The ‘matters to which regard should be had’ on deciding fitness, at what would be the new section 10 LTA 1985 are defined as follows:
In section 10 (fitness for human habitation)—
(a)the existing text becomes subsection (1);
(b)in that subsection—
(i)for “house”, in both places where it occurs, substitute “dwelling”;
(ii)after “facilities for preparation and cooking of food and for the disposal of waste water” insert— ““any prescribed hazard;”;”
(c)after that subsection insert—
“(2)In subsection (1) “prescribed hazard” means any matter or circumstance amounting to a hazard for the time being
prescribed in regulations made by the Secretary of State under section 2 of the Housing Act 2004.
(3)The definition of “hazard” in section 2(1) of the Housing Act 2004 applies for the purposes of subsection (2) as though the reference to a potential occupier were omitted.””
So, as things are now, that would be the list of prescribed hazards in Schedule 1 of The Housing Health and Safety Rating System (England) Regulations 2005.

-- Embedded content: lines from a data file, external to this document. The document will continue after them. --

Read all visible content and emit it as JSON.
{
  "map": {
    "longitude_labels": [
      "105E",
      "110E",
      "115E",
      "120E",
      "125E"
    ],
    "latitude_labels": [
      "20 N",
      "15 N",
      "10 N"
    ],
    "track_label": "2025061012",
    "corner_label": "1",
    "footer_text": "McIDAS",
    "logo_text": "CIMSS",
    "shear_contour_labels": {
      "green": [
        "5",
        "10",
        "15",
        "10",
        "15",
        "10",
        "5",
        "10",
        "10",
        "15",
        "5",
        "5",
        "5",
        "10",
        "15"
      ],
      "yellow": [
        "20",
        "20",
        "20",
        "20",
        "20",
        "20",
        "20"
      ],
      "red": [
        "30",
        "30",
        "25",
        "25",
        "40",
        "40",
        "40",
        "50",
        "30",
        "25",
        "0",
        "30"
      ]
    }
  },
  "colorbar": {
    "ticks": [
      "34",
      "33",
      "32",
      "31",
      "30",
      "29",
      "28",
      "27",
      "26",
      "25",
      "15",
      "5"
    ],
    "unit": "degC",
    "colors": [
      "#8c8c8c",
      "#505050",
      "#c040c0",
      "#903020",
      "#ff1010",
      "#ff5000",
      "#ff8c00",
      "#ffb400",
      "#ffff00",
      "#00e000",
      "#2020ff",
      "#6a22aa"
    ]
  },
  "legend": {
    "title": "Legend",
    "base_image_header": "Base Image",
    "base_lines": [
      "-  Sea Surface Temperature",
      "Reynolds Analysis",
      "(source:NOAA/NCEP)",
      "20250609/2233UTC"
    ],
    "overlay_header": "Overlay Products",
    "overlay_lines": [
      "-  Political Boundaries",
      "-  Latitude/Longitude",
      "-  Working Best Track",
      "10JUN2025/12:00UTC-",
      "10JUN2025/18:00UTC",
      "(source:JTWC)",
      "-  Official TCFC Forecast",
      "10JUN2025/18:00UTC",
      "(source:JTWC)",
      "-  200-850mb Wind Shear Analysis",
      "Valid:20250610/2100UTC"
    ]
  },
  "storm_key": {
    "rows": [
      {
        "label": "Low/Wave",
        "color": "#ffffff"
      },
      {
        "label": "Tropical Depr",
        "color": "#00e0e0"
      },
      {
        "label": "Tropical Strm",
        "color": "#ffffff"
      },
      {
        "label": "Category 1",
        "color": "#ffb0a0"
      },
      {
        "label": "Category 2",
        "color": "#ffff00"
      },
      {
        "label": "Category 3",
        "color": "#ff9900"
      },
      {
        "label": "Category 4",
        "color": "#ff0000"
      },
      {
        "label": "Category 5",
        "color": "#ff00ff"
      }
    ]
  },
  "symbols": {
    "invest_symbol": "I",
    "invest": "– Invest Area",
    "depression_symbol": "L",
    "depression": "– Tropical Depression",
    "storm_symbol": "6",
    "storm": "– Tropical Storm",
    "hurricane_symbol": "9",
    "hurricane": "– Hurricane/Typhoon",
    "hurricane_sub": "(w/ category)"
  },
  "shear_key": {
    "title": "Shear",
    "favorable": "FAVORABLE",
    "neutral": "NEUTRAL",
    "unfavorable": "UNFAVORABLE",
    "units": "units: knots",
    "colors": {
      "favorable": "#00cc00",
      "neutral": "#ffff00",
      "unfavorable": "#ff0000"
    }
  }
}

The definition of “hazard” at section 2(1) Housing Act 2004 reads:
“hazard” means any risk of harm to the health or safety of an actual or potential occupier of a dwelling or HMO which arises from a deficiency in the dwelling or HMO or in any building or land in the vicinity (whether the deficiency arises as a result of the construction of any building, an absence of maintenance or repair, or otherwise).
So, that is, in effect, the threshold definition of a hazard to which regard should be had in determining unfitness.
There are landlord access provisions – as per the section 11 regime in effect – on 24 hours written notice, to inspect and/or carry out works.
There is some way to go, and some bits that still need addressing at committee stage, and of course there are still the real risks of getting talked out at second reading – so we still need the 100 MPs to attend, but government support is a very, very welcome development and gives a good following wind for the prospects of the Bill becoming an Act.